January 3, 2006

EITHER WAY, WE WIN:

Victor Davis Hanson goes to the seashore (Spengler, 1/04/06, Asia Times)

John Maynard Keynes famously observed that the most practical man of business may be the slave of a defunct economist. One might add that the most pragmatic Texan, the former baseball-franchise owner George W Bush, might be the slave of a defunct political scientist. In the minds of democracy fanciers, Athens still represents the foundation stone of Western civilization, the model for the United States' founding and, by extension, the solution to the problems of today's Middle East.

Hanson's history of the Peloponnesian War appeared last autumn. It contains exhaustive description of the mechanics of killing in ancient warfare. For those who fancy that sort of thing, like me, it is a good read. Ancient warfare is Hanson's discipline, and in this field he has no peers. Because I like this side of Hanson's work I had planned to let pass his outrages upon historical interpretation. Then I read yet another of his awful panegyrics to Middle East democracy, and rented Never on Sunday.

The trouble is that things did not turn out for Athens the way Hanson would have wanted them to. As he told an interviewer, "The war pitted two antithetical systems - cosmopolitan, democratic, Ionic and maritime Athens at its great age versus parochial, oligarchic, Dorian and landlocked Sparta - and thus became a sort of referendum on the contrasting two systems." The trouble is that Athenian democracy committed suicide during the 27-year-long war with Sparta.

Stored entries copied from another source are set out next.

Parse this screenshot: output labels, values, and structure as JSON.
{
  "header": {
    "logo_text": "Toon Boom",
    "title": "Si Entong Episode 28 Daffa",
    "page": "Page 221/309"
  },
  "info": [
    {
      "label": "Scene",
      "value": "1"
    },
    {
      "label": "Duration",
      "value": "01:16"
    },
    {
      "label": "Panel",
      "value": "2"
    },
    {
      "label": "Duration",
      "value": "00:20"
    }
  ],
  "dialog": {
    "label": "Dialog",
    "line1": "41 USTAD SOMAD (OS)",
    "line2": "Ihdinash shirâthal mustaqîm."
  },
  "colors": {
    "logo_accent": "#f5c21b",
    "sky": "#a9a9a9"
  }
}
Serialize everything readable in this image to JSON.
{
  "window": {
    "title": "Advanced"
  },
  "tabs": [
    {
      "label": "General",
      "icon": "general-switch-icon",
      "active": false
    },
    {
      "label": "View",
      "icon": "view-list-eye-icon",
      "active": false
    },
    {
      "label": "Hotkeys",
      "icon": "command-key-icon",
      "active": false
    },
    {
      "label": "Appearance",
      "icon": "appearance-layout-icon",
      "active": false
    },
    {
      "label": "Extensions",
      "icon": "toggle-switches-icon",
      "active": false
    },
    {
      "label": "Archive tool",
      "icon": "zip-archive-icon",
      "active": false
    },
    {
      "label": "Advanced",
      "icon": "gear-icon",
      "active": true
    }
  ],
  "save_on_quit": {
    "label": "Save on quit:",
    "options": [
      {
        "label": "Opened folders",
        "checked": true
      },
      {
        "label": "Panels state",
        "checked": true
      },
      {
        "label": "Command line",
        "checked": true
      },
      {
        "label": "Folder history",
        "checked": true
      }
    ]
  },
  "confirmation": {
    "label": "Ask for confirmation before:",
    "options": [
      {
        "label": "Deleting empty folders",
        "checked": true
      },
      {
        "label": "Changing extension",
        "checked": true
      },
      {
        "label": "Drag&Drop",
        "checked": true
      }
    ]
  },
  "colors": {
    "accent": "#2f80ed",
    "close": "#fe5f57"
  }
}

Back in the 60s and 70s we were confidently taught that Nazism and Communism had tremendous advantages when they went to war with us because democracy is so inefficient as to hinder our war-making capacity, whereas totalitarianism was ruthlessly efficient. You still hear that kind of nonsense occassionally from folks who feel compelled to puff up Hitler and Stalin into credible foes, but events put paid to the argument long ago. There's just no chance that we could lose a war to anybody, our capitalist economy having created an incredible panoply of weapons, our volunteer armed services being the most professional and motivated in history, and our national self-righteousness giving our leadership carte blanche to wage war as murderously as necessary should we suffer any serious casualties or setbacks at any point.

Of course, even if the notion that democracies are less capable of waging war effectively were true, then democratizing the Middle East is just as insidious and slyly-destructive as democratizing Europe was.

Posted by Orrin Judd at January 3, 2006 12:04 AM
Comments

The book is terrific.

If Spengler had actually read the book more carefully, he would have noted that the Spartans had actually "lost" the war, at least in Athen's terms with the Nicaean Peace.

The disaster in Syracuse was a direct result of the ascent of mob rule and the discrediting of Alciabiades, who then treasonsly advised the Spartans on the strategy needed to win the Ionian phase of the war.

Even then Sparta would not have won without the help of the Persians. (And they almost lost even with their help.)

The actual lesson of the Peloponnesian War is that a virtuous democracy is almost unstoppable in warfare. Only internal corruption and self doubt can defeat it. Sound Familiar?

Posted by: Earl Sutherland at January 3, 2006 9:58 AM

Spengler didn't say democracies were ineffective at waging war, he said they were too prone to do it. Thus, democratizing the Middle East isn't a sure road to peace. And it's a distraction from the more urgent task of overthrowing terror-sponsoring, nuclear-bomb-building dictatorships. So he objects to Bush policy on prudential grounds, the upside is limited and the downside too great he thinks.

I disagree and think Bush is doing well, as long as he continues to act. What Spengler misses is the political calculus. The U.S. needed democracy to get the Muslim masses on our side and to win domestic and international political support for future campaigns.

Posted by: pj at January 3, 2006 10:21 AM

oj makes a very good point about the ability of capitalistic societies to wage war. A point that is proven in John Ellis' book, "Brute Force." Our industrial capacity makes us nearly unbeatable.

Posted by: Bartman at January 3, 2006 11:10 AM

pj:

The trouble is that Athenian democracy committed suicide during the 27-year-long war with Sparta.

Is not actually much trouble.

Posted by: oj at January 3, 2006 11:35 AM

Democracies became unbeatable in conventional war with the invention of radio. Radio made it possible for information to be sent up the chain of command. But the troops in non-democratic societies never learned to tell the truth to their superiors, quite the opposite. So radio can only be effectively exploited by democracies.

For example, in one of the Arab-Israeli wars, the Israelis broke the Syrian tactical code. But this turned out to be useless. Syrian units would always report their position as being wherever the plan said they were supposed to be, and would get orders based on that information. None of this had anything to do with reality.